Nurse Cusack assumed Mr. Lawsons care. She did his initial vital signs and ICP reading and seemed to be attentive for the first few hours of the shift. Nurse Minor, the charge nurse, was making rounds that evening. When checking Mr. Lawsons charting, she noted that a set of vital signs and ICP reading had not been recorded for over 40 minutes. Nurse Cusack was not in the patients room so she started looking for Nurse Cusack and found her as she was exiting the bathroom. She seemed a bit confused by Nurse Minors concerns and went back to Mr. Lawsons room. The ICU got very busy and Nurse Minor spent most of the rest of the evening dealing with issues related to the agency nurses and their need for extra attention.
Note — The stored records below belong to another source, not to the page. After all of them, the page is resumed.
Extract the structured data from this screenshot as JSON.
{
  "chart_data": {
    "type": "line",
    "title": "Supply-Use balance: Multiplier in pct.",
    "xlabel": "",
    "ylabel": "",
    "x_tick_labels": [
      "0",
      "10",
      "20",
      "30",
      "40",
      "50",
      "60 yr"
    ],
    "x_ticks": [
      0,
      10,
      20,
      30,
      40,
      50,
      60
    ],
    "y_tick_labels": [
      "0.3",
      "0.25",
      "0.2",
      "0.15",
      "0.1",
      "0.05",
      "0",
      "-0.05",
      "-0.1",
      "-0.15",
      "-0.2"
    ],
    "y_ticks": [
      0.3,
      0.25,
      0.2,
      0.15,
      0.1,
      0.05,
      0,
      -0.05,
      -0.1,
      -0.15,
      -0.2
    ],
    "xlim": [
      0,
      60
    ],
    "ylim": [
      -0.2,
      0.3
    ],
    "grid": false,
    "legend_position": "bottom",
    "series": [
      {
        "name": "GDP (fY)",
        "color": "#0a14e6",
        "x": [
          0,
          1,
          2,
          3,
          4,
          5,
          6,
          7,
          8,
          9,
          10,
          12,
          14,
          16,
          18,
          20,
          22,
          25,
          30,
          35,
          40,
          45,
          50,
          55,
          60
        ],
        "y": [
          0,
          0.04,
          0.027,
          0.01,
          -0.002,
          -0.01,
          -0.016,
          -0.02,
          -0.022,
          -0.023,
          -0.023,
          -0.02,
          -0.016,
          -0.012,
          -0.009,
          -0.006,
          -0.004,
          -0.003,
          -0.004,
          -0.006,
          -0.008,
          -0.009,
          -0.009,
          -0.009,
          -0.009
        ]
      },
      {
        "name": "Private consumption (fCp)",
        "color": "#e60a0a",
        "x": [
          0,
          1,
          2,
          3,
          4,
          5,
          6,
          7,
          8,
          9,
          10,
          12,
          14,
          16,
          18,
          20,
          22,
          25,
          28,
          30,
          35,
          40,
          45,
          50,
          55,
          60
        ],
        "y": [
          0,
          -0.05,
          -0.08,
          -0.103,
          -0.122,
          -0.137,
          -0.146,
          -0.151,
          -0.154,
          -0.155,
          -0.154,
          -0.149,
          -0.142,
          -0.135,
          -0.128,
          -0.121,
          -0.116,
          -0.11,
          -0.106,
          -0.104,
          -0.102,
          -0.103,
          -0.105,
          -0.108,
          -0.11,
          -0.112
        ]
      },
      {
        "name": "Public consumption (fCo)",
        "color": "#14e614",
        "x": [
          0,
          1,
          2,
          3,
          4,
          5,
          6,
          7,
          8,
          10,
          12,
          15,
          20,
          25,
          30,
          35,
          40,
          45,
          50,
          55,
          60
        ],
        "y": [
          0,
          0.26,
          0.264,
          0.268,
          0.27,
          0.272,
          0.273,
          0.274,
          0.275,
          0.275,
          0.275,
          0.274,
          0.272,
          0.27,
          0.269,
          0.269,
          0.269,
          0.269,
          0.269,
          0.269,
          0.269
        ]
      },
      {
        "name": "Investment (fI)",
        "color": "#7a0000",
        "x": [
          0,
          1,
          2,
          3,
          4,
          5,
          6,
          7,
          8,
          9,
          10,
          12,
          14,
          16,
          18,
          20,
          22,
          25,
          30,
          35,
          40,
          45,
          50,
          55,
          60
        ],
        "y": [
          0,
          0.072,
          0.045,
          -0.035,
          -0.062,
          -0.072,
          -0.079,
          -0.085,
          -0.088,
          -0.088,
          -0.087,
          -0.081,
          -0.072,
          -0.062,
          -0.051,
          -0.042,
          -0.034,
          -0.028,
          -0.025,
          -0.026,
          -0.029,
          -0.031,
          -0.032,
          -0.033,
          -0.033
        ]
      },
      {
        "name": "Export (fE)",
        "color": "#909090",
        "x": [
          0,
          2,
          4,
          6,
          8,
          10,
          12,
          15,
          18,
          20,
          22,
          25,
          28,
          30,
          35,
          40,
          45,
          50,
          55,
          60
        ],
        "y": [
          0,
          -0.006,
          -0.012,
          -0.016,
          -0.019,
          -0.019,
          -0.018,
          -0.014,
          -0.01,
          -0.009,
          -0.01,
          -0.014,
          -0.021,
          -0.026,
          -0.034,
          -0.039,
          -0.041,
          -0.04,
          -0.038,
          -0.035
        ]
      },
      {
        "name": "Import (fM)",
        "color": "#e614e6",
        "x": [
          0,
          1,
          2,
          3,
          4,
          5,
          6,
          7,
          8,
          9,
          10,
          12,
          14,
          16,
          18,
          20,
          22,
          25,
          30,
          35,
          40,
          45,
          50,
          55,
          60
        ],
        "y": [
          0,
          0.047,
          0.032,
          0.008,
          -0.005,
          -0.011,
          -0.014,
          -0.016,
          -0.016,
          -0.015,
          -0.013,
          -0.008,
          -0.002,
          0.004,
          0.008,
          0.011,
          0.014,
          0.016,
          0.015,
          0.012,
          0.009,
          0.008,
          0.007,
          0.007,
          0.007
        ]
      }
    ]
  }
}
Near the end of the shift, the ICU staff responded to a call for help coming from Mr. Lawsons room. He was unresponsive and one of his pupils was larger than the other, which is an indication of pressure building up in his brain. The ICP monitor had not alarmed. Nurse Cusack exclaimed that the alarm must not be working. When his ICP was checked, it was found to be far above the acceptable range established by Dr. Belmont in the postoperative orders. Dr. Belmont looked at the charting of the vital signs and ICP. All of the vital signs and ICP readings that were recorded appeared to be normal. He could not explain the sudden rise in Mr. Lawsons ICP.
You are now performing a root cause analysis to help determine what happened with the ICP monitor and the events of that evening. During her participation in the meeting, Nurse Cusack breaks down and starts crying. That is when the real story comes out. She has been a morphine addict for years. She states that Nurse Minor is aware of her problem and has been helping her cope with her addiction. Nurse Minor used to work in a drug rehabilitation unit. The evening of Mr. Lawsons surgery, Nurse Cusack was personally using Mr. Lawsons morphine. She had inserted a heparin lock (sometimes called a saline lock) into her leg and hid it with her scrubs. She would sign out Mr. Lawsons morphine then go to the bathroom and inject it in her heparin lock. Nurse Cusack believes that Nurse Minor watched her patients more closely than those of the other nurses. She thinks that is why Nurse Minor found the missed set of vital signs and ICP reading and went looking for her. Once she realized that she was being watched that evening, she fabricated a set of vitals and an ICP reading for the set that had been missed. Because she was actively using morphine that evening, she was not monitoring or recording the vital signs and ICP as ordered. When she noted late that evening that Mr. Lawson was unresponsive, she fabricated the vital signs and ICP readings making it look as if she had been performing the required checks and that all of them had been normal.
You contact HR in order to determine what is in Nurse Cusacks employment file. There is no reference to any disciplinary actions. It is immediately apparent that Nurse Cusack has never been caught using morphine at work. Her performance evaluations are average to poor with occasional reference to not returning from her breaks in a timely manner. She has never been on corrective action. Her license is in good standing. Nurse Minor is still your employee. You request her employment file too. Her file is unremarkable.